We have found, however, that simultaneous forward force on the guiding catheter during device advancement, with concomitant stabilization of the Touhy connector greatly enhances delivery success. In this case, the operator’s left hand maintains constant forward pressure on the guiding catheter shaft just proximal to the access sheath. The right thumb and index finger are used to advance the device, while the middle and ring fingers grasp the side-port of the Touhy connector, exerting gentle opposing (backward) force to enhance device delivery. This simultaneous push-pull action allows for more focused control of advancement. The scrubbing assistant holds the guidewire close to the exit site and maintains firm wire position (Figure 1).

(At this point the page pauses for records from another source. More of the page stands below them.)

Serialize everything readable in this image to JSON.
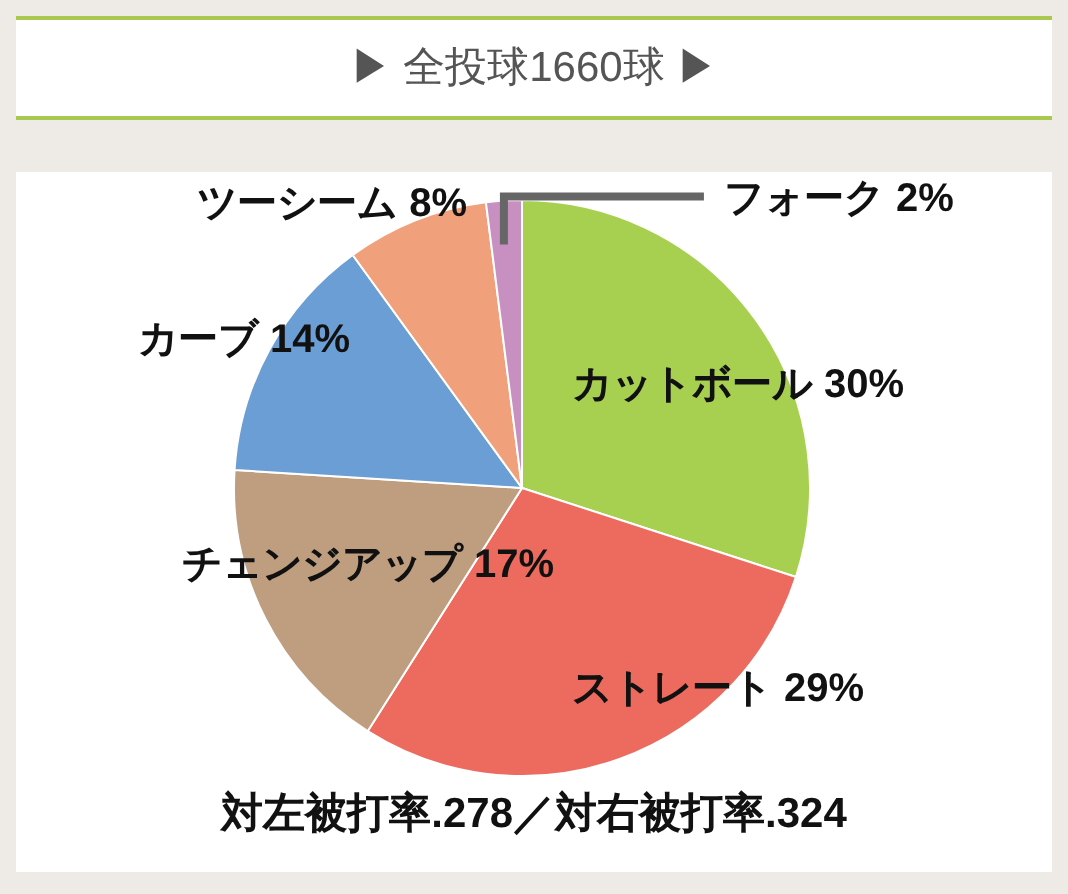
{
  "chart_data": {
    "type": "pie",
    "title": "▶ 全投球1660球 ▶",
    "categories": [
      "カットボール",
      "ストレート",
      "チェンジアップ",
      "カーブ",
      "ツーシーム",
      "フォーク"
    ],
    "values": [
      30,
      29,
      17,
      14,
      8,
      2
    ],
    "colors": [
      "#a8d050",
      "#ec6a5e",
      "#bf9e80",
      "#6b9ed4",
      "#f0a07a",
      "#c890c0"
    ],
    "value_labels": [
      "30%",
      "29%",
      "17%",
      "14%",
      "8%",
      "2%"
    ],
    "annotations": [
      "対左被打率.278／対右被打率.324"
    ]
  }
}
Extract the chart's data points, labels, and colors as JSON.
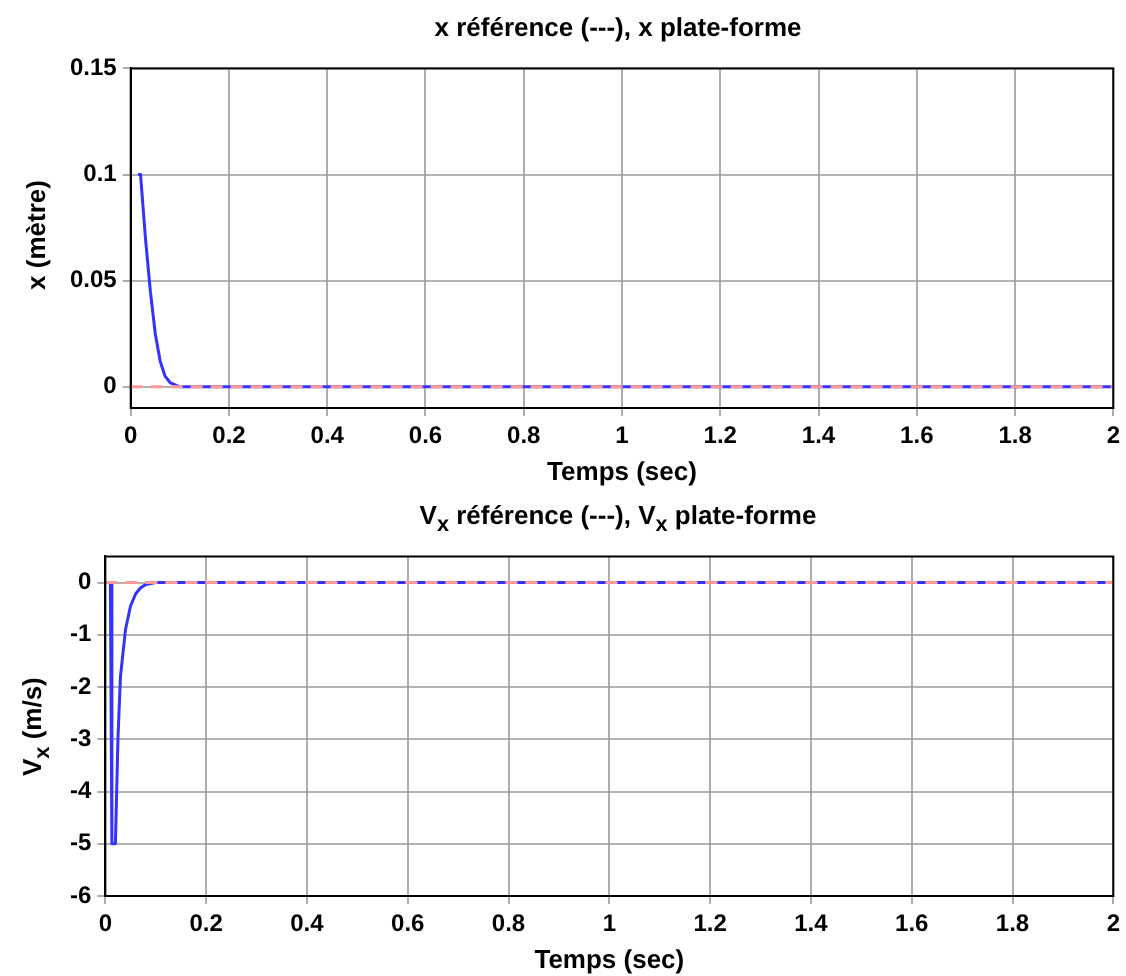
{
  "chart_data": [
    {
      "type": "line",
      "title": "x référence (---),  x plate-forme",
      "xlabel": "Temps (sec)",
      "ylabel": "x (mètre)",
      "xlim": [
        0,
        2
      ],
      "xticks": [
        0,
        0.2,
        0.4,
        0.6,
        0.8,
        1,
        1.2,
        1.4,
        1.6,
        1.8,
        2
      ],
      "ylim": [
        -0.01,
        0.15
      ],
      "yticks": [
        0,
        0.05,
        0.1,
        0.15
      ],
      "grid": true,
      "legend": false,
      "marker": "none",
      "series": [
        {
          "color": "#ff9999",
          "line_style": "dashed",
          "x": [
            0,
            2
          ],
          "values": [
            0,
            0
          ]
        },
        {
          "color": "#3333ff",
          "x": [
            0.015,
            0.02,
            0.025,
            0.03,
            0.04,
            0.05,
            0.06,
            0.07,
            0.08,
            0.1,
            2
          ],
          "values": [
            0.1,
            0.1,
            0.085,
            0.07,
            0.045,
            0.025,
            0.012,
            0.005,
            0.002,
            0,
            0
          ]
        }
      ]
    },
    {
      "type": "line",
      "title": "V$_{x}$ référence (---),  V$_{x}$ plate-forme",
      "xlabel": "Temps (sec)",
      "ylabel": "V$_{x}$ (m/s)",
      "xlim": [
        0,
        2
      ],
      "xticks": [
        0,
        0.2,
        0.4,
        0.6,
        0.8,
        1,
        1.2,
        1.4,
        1.6,
        1.8,
        2
      ],
      "ylim": [
        -6,
        0.5
      ],
      "yticks": [
        -6,
        -5,
        -4,
        -3,
        -2,
        -1,
        0
      ],
      "grid": true,
      "legend": false,
      "marker": "none",
      "series": [
        {
          "color": "#ff9999",
          "line_style": "dashed",
          "x": [
            0,
            2
          ],
          "values": [
            0,
            0
          ]
        },
        {
          "color": "#3333ff",
          "x": [
            0.01,
            0.013,
            0.02,
            0.025,
            0.03,
            0.04,
            0.05,
            0.06,
            0.07,
            0.08,
            0.1,
            2
          ],
          "values": [
            0,
            -5,
            -5,
            -3,
            -1.8,
            -0.9,
            -0.45,
            -0.22,
            -0.1,
            -0.04,
            0,
            0
          ]
        }
      ]
    }
  ]
}
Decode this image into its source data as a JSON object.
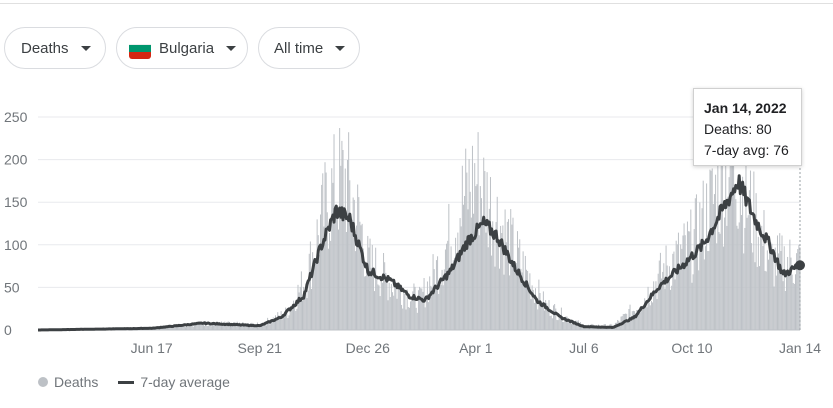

This method is applicable to both over-the-wire and rapid exchange platforms. In cases where traditional equipment delivery techniques result in guiding catheter extrusion or “back-out”, we have frequently experienced success using this simple maneuver, obviating the need for a second wire or equipment change. For more challenging anatomies, this technique can of course be employed in conjunction with other means of device transit facilitation.
Jack P. Chen, MD
Northside Cardiology, PC
1. Chan AW, Ramee SR, Collins T, et al. Rotaglide-facilitated stent delivery: Mission accomplished. Catheter Cardiovasc Interv 2003;59:477–481.
2. Chen JP. Difficult anatomies — Just hold your (patient’s) breath. J Invasive Cardiol 2006;18:642.